There is no longer a superintendent of the Utah Schools for the Deaf and Blind.
The State Board of Education on Friday eliminated the position as part of structural and oversight changes following an unflattering legislative audit of the school's finances. The changes come with no timeline. But they eventually will put current superintendent Lee Robinson out of a job.
"His job is over as superintendent," associate state superintendent Patti Harrington told the Deseret Morning News. "They're opening up a principal's position for which he can apply."
But Robinson would do so with a letter of reprimand in his file, "specifically identifying the impropriety of not clearly and accurately communicating to the various legislative bodies the status of available funds," under state board action Friday.
A handful of USDB teachers praised the board's actions.
"I really give credit to the board for seeing through a lot of smokescreens," said teacher Robyn Allred. "We (now) will able to move forward with a clean slate . . . and get services to kids."
Robinson was in Washington, D.C., Friday afternoon for an educational conference. Messages left at his hotel were not immediately returned.
But in a recent interview, Robinson, who has held the job more than a decade, said he would patiently await the board's recommendation.
"I think I've done everything I can do to see that kids have an appropriate education. I think the budget (practice), in my view, was appropriate because it ensured constancy for programs. I guess it's an honest disagreement whether it was the appropriate thing to do."
A legislative audit of the USDB was issued about a month ago to top legislative leaders, who asked the state school board to recommend personnel changes because of it. The board since has received about two hours of public input and reams of letters and e-mail both in support of Robinson and asking for his removal.

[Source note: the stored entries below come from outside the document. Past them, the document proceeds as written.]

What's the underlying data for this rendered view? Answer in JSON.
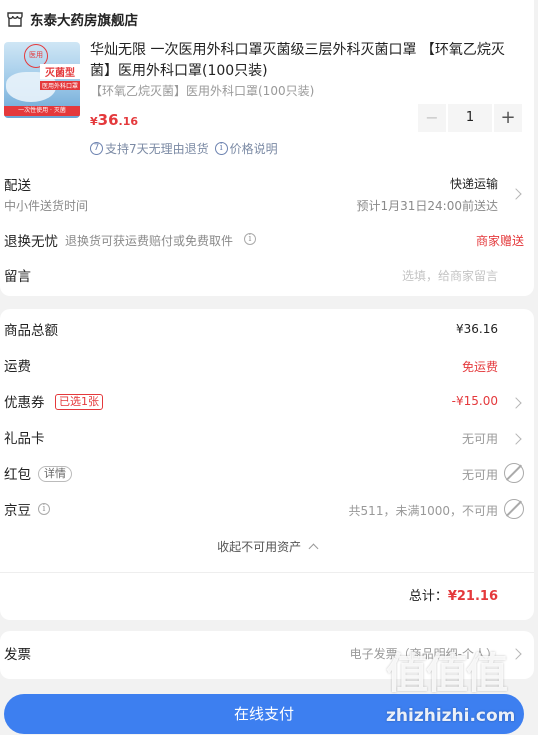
{
  "store": {
    "name": "东泰大药房旗舰店"
  },
  "product": {
    "title": "华灿无限 一次医用外科口罩灭菌级三层外科灭菌口罩 【环氧乙烷灭菌】医用外科口罩(100只装)",
    "spec": "【环氧乙烷灭菌】医用外科口罩(100只装)",
    "price_symbol": "¥",
    "price_int": "36",
    "price_dec": ".16",
    "quantity": "1",
    "minus": "−",
    "plus": "+",
    "return_policy": "支持7天无理由退货",
    "price_note": "价格说明",
    "image_text": {
      "line1": "灭菌型",
      "line2": "医用外科口罩",
      "badge": "医用",
      "bottom": "一次性使用 · 灭菌"
    }
  },
  "delivery": {
    "label": "配送",
    "sub": "中小件送货时间",
    "method": "快递运输",
    "eta": "预计1月31日24:00前送达"
  },
  "worry_free": {
    "label": "退换无忧",
    "desc": "退换货可获运费赔付或免费取件",
    "tag": "商家赠送"
  },
  "message": {
    "label": "留言",
    "placeholder": "选填，给商家留言"
  },
  "summary": {
    "goods_total_label": "商品总额",
    "goods_total": "¥36.16",
    "shipping_label": "运费",
    "shipping": "免运费",
    "coupon_label": "优惠券",
    "coupon_tag": "已选1张",
    "coupon_value": "-¥15.00",
    "gift_card_label": "礼品卡",
    "gift_card_value": "无可用",
    "red_packet_label": "红包",
    "red_packet_detail": "详情",
    "red_packet_value": "无可用",
    "jingdou_label": "京豆",
    "jingdou_value": "共511，未满1000，不可用",
    "collapse": "收起不可用资产",
    "total_label": "总计：",
    "total_value": "¥21.16"
  },
  "invoice": {
    "label": "发票",
    "value": "电子发票（商品明细-个人）"
  },
  "pay_button": "在线支付",
  "watermark": {
    "chars": "值值值",
    "site": "zhizhizhi.com"
  },
  "colors": {
    "accent": "#e4393c",
    "pay": "#3d7ff0"
  }
}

In summer 2002, legislative budgeters used half the USDB's $1.75 million cash surplus to help cover a state budget deficit.
Shortly afterward, USDB reported the budget cut left it with only restricted funds. The school left nine positions unfilled, resulting in increased teacher workloads, higher class sizes and "difficulty providing effective instruction," to the blind and deaf students in the program, the audit stated.

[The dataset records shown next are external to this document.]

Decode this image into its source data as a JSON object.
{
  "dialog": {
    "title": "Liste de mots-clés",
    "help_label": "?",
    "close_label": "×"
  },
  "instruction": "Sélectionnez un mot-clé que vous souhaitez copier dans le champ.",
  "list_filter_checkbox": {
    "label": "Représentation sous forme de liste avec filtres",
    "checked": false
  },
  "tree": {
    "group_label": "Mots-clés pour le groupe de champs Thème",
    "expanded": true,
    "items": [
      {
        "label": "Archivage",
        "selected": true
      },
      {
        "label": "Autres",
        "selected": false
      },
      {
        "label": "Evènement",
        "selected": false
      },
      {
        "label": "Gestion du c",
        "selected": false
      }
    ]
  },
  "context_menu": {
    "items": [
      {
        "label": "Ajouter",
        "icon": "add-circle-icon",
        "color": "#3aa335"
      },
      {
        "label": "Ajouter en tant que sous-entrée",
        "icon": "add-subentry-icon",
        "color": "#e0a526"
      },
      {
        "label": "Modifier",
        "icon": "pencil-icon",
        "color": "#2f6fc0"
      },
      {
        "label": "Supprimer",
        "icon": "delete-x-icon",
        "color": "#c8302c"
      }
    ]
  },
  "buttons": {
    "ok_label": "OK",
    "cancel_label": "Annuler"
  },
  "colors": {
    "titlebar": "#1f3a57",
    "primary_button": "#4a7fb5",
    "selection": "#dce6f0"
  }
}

But the audit found the money, in fact, was not restricted, and could have been used to fill those positions. It also stressed that school funds were never misappropriated.
The school was letting its year-end surpluses roll over to the next year's budget, mainly so it would never again go in the red, as it did in the early 1990s, Robinson has said.
The audit recommended the state school board better oversee the school.
The state board approved strategies Friday, including:
Leadership reorganization: The director of at-risk and special education services, currently Karl Wilson, will be the top link of USDB's chain of authority. A principal academic and operations officer would fall under him, and fulfill the current duties of the USDB superintendent. A finance manager will regularly prepare reports to the State Office of Education finance director.
Adding to the school's Institutional Council parents, representatives of the Utah State Office of Rehabilitation, and a non-voting USDB teacher. The council will receive formal budget and personnel training and report to the state school board twice a year on recommended budgets and whether to continue the principal's employment.